Brent lives in Albuquerque New Mexico and will spend $18,000 on gasoline alone this year. Every month, he’s spending $1200 on fuel for the truck and van he has for his two-person air conditioning repair business. More on that in a minute.
Another $300 a month goes into the family car, a newish GMC Acadia, which his wife uses to drive to work and to ferry their kids to school and baseball games. In the ten months they’ve owned the family car, they’ve put 15, 659 miles on it. “It’s an extension of our home, “ Brent explains. When we talked by phone, he was tending to the concession stand at a little league game. “We’re just a typical nuclear family. We rock and roll all day long-- 8-12 hours--then come home to the kids and little league. That’s all we do.”

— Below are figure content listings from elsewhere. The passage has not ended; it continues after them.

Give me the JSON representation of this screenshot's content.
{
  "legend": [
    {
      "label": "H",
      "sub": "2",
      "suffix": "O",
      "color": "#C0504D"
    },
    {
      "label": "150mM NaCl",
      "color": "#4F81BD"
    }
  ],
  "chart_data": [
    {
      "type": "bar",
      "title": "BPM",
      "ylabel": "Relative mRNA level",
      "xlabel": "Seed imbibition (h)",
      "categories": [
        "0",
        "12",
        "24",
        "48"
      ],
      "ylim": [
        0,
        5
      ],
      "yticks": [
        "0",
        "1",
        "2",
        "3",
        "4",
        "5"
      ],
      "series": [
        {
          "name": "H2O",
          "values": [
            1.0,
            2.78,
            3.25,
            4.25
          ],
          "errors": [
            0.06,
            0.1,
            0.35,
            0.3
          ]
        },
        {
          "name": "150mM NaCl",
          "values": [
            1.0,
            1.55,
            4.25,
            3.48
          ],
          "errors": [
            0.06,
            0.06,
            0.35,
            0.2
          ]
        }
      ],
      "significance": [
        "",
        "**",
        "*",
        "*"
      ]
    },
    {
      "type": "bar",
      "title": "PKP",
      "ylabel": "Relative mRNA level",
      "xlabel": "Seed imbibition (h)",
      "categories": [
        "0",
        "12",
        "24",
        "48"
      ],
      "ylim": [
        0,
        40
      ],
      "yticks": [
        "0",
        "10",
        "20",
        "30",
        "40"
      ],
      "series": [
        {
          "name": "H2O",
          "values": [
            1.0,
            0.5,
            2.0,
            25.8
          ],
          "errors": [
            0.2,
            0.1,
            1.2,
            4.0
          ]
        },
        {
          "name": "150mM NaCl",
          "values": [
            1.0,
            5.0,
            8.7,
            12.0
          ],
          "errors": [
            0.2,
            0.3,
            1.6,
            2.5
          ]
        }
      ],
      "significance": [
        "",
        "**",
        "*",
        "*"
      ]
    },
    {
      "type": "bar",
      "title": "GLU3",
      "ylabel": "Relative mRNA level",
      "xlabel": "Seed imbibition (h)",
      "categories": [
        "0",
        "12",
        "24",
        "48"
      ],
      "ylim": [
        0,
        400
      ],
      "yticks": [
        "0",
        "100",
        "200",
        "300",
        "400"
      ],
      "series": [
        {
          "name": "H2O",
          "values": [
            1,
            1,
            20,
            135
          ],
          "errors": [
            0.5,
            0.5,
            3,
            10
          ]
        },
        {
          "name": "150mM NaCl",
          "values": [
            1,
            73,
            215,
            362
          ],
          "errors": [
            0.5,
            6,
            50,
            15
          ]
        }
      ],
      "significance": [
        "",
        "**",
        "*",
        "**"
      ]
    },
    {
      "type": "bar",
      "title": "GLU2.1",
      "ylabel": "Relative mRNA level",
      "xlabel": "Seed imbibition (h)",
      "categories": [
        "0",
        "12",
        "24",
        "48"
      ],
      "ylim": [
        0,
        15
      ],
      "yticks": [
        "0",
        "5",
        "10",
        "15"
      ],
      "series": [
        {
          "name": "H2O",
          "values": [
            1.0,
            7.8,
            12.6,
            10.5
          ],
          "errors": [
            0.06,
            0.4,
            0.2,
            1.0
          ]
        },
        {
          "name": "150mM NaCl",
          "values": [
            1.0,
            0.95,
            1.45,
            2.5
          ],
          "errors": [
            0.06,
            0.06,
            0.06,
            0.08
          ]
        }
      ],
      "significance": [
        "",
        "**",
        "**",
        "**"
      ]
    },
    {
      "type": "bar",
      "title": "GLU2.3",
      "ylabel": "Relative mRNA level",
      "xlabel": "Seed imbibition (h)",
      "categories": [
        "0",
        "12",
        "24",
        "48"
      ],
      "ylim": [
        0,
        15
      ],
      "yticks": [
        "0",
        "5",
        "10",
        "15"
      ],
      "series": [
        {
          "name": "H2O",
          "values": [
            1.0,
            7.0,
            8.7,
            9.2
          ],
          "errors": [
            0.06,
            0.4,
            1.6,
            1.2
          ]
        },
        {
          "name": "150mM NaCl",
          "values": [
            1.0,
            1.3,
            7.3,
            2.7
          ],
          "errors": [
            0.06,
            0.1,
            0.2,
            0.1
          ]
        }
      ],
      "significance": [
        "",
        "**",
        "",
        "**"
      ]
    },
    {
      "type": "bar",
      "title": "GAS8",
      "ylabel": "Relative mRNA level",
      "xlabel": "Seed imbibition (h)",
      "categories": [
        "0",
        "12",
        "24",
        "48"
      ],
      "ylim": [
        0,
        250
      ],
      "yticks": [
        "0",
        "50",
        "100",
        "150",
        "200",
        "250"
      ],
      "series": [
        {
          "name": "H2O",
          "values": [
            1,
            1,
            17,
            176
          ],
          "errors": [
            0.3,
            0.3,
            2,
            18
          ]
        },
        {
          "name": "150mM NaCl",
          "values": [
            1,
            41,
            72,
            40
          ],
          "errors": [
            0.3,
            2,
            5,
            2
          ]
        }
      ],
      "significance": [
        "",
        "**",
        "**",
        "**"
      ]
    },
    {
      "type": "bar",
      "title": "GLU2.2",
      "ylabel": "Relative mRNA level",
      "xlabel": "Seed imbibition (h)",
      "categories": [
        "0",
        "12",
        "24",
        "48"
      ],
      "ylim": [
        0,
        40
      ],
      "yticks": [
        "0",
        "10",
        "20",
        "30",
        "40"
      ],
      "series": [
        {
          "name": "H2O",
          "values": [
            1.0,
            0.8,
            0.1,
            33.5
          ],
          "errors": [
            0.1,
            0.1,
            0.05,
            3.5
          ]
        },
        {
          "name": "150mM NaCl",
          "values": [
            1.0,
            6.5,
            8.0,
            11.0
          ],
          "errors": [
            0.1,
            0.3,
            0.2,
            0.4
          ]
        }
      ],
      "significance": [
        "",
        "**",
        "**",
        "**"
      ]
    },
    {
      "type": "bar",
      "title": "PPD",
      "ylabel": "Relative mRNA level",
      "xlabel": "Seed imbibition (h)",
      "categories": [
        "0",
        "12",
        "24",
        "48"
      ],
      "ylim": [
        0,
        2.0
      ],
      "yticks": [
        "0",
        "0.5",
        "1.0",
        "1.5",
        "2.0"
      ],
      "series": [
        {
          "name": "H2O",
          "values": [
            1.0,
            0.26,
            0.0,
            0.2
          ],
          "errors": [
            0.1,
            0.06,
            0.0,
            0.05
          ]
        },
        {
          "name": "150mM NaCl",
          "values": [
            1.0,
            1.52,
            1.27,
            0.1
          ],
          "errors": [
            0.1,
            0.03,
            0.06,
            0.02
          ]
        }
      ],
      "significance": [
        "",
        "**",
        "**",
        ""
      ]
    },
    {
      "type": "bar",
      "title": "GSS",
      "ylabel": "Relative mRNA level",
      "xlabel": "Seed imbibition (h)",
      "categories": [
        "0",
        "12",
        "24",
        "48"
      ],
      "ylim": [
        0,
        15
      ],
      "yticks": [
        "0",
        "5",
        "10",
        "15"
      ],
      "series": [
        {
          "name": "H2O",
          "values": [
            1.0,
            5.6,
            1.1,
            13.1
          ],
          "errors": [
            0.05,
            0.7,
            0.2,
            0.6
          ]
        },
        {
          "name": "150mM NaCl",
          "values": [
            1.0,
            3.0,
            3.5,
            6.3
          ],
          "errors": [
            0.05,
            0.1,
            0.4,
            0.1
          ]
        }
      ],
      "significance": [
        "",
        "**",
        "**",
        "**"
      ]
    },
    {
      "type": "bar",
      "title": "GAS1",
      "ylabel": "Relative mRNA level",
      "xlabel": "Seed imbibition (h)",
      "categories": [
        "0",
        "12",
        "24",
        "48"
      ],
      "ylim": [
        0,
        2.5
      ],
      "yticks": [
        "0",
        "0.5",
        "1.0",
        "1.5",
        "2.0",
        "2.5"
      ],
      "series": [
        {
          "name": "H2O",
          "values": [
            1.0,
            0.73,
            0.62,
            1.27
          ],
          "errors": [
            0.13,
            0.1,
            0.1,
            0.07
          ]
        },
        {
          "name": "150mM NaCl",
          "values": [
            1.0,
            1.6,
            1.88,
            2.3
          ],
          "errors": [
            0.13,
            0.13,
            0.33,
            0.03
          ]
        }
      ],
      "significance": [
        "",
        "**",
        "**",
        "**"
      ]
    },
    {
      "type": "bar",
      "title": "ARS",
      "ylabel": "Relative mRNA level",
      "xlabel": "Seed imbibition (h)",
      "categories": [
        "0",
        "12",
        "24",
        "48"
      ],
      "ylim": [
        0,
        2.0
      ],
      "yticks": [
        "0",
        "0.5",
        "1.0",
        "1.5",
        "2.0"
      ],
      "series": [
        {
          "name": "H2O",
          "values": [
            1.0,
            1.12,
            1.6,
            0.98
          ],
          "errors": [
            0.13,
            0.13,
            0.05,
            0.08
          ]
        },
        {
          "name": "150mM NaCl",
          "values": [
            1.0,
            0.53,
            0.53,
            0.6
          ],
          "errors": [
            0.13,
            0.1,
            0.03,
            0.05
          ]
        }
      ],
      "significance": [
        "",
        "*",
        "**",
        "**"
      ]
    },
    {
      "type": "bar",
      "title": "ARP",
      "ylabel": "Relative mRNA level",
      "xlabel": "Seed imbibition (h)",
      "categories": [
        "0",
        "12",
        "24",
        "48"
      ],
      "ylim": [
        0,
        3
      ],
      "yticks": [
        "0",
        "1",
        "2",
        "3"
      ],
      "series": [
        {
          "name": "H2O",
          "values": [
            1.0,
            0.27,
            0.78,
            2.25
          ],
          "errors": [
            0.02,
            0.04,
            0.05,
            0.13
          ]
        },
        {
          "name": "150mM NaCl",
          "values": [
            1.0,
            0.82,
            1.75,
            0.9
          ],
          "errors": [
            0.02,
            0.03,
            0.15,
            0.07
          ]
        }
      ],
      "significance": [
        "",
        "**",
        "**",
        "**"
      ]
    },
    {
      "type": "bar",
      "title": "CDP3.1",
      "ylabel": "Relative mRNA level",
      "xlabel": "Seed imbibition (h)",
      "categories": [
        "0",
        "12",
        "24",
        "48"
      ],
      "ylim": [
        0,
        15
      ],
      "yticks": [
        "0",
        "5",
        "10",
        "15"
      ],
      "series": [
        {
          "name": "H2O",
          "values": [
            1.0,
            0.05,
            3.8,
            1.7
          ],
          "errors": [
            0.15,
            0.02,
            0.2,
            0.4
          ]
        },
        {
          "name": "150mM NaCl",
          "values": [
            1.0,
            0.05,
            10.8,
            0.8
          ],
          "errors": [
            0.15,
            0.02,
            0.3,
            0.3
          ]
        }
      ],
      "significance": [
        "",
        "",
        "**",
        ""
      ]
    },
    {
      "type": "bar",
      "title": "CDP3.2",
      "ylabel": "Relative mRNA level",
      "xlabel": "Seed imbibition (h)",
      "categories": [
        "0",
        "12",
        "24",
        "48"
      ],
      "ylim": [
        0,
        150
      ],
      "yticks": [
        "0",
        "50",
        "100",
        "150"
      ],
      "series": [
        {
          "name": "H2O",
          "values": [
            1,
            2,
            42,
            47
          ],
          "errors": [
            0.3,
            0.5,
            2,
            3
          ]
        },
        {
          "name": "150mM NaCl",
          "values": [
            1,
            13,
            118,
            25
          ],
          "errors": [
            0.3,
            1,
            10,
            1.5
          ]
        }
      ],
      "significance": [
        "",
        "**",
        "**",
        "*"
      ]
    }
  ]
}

While gasoline lubricates Brent’s family life, it’s turned into a sticking point with his business. Because of the recession, Brent has laid off 12 employees since 2006. He’s now down to himself and one other employee, and he has just two vehicles: A GMC Sierra with a large engine so he can haul heavy equipment, and a 2500 Savana cargo van covered with ladders and other gear. Gas now makes up his third largest business expense, right behind labor and private and state insurances. The run up in gas prices has cut directly into Brent’s bottom line, so that where he used to bid jobs with a 10-15 percent profit margin, he’s now down to a 3-5 percent margin. “Gas prices hurt because I have to pay them but I can’t raise prices. At the same time our equipment charges are more because of freight and when I rent equipment--say I hire a crane--I have to pay fuel service charges that have increase by 10 percent. Our profit margins have fallen and it makes it harder. I’ve stopped buying new equipment that I would have replaced before.” The stress of the cicyle of rising expenses and increasingly competitive and low bids means that he can’t really even think of hiring more workers.
Brent is not alone in seeing gas prices as a barrier to hiring more workers. A recent poll by the Small Business and Entrepreneurs Council found that 41 percent of small business owners in their poll said gas prices had caused them to raise prices. 26 percent said gas prices had caused them to layoff workers or reduce hours. And 47 percent said the prices were preventing them from hiring. Finding a way to help small businesses out of the energy trap--helping them spend less on gas--is an essential part of the economic recovery and building a sturdy economy for a future of volatile prices.
I asked Brent what he thought would reduce his expenses, and he quickly said he’d like to be able to buy work-grade vehicles that get much higher gas mileage. His truck gets around 11 mpg and his van gets 8-12 mpg. He’d like a powerful truck with better gas mileage. “ I’d like something with lower torque, not necessarily where we’re going zipideedodah.” The cargo van, which loses efficiency becauses of the equipment hanging off of it, also starts and stops a lot as it goes to jobs. That’s a vehicle that would be well-suited to the kind of hybrid engine the Prius has, where the brakes regenerate power that is used to save fuel when starting the vehicle from a stop. Right now the auto companies are mostly focussed on creating higher end passenger vehicles, but small businesses like Brent’s need sturdy vehicles. What’s more, business fleet vehicles, like pickup trucks, actually drive nearly three times the distance a household vehicle drives in a year. Targeting these vehicles will result in larger savings of money and gas than improving the household vehicles.
But until there’s a better truck or van, Brent figures he’s stuck. “If gas rises to $5 a gallon I just have to bow down to the pump” (and pay it), he says. “They’ve got us by the gonads. This is how we get around-- and that’s the bottom line.”